By Jody Godoy
(Reuters) – The U.S. Division of Justice sued Visa (NYSE:) for alleged antitrust violations on Tuesday, accusing one of many world’s largest cost networks of suppressing competitors by threatening retailers with excessive charges and paying off potential rivals.
Visa processes greater than 60% of debit transactions within the U.S., bringing it $7 billion every year in charges collected when transactions are routed over its community, the Justice Division mentioned. The corporate protects that dominance via agreements with card issuers, retailers, and opponents, prosecutors allege.
The bid to sort out the charges, generally often called swipe charges or interchange charges, is a part of the Biden administration’s efforts to fight rising shopper costs, a serious concern within the Nov. 5 presidential election between Democrat Kamala Harris and Republican Donald Trump.

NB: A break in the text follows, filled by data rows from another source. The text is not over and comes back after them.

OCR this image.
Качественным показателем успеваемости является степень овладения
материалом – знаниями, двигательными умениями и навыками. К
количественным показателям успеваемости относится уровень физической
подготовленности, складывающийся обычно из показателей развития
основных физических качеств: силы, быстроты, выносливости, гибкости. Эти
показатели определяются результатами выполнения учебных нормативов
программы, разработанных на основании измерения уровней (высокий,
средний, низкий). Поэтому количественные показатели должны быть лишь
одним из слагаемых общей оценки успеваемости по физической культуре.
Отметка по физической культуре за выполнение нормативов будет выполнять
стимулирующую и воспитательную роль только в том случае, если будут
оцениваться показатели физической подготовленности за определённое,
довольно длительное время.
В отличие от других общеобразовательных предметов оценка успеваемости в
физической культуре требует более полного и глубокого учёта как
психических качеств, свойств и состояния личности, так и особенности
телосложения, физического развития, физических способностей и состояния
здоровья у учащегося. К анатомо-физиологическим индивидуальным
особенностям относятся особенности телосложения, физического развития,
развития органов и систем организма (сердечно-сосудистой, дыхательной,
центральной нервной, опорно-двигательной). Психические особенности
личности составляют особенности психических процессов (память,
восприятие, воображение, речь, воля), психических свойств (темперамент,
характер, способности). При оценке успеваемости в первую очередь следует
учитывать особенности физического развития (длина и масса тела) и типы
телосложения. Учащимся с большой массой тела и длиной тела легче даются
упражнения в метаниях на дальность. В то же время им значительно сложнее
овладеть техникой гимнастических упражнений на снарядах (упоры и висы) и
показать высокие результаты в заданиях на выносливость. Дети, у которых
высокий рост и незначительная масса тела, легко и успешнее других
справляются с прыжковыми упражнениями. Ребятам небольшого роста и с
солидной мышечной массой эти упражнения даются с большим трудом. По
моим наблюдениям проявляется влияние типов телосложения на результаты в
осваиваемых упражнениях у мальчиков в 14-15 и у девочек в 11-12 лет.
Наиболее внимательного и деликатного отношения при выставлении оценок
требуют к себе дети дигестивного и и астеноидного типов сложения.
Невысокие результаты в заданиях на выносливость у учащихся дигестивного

“Visa’s illegal conduct impacts not simply the worth of 1 factor, however the worth of practically all the things,” Lawyer Basic Merrick Garland mentioned in an announcement, noting retailers and banks go cost community prices to shoppers.
Visa’s alleged anticompetitive conduct started round 2012, as competing corporations entered the funds area following reforms that required card issuers to accommodate unaffiliated networks, a senior Justice Division official mentioned.
The lawsuit seeks to have a decide in Manhattan impose necessities that may restore competitors for companies to course of debit funds each on-line and at bodily shops.
The Justice Division’s antitrust division started investigating Visa over its debit card practices in 2021, the identical 12 months it blocked Visa’s acquisition of economic know-how firm Plaid. Rival Mastercard (NYSE:) mentioned in April it was being investigated by the Justice Division as nicely.
Each corporations have been in litigation for practically twenty years over their dominance within the playing cards market.
Visa and Mastercard agreed in 2019 to pay U.S. retailers $5.6 billion to settle damages claims in a category motion lawsuit accusing them of anticompetitive practices.
A federal decide in Brooklyn rejected a parallel settlement in June that would scale back swipe charges by an estimated $30 billion over 5 years and require Visa and Mastercard to elevate some guidelines that bar retailers from charging clients to make use of their playing cards.
Visa has put aside round $1.6 billion for potential settlements in different U.S. instances over interchange charges.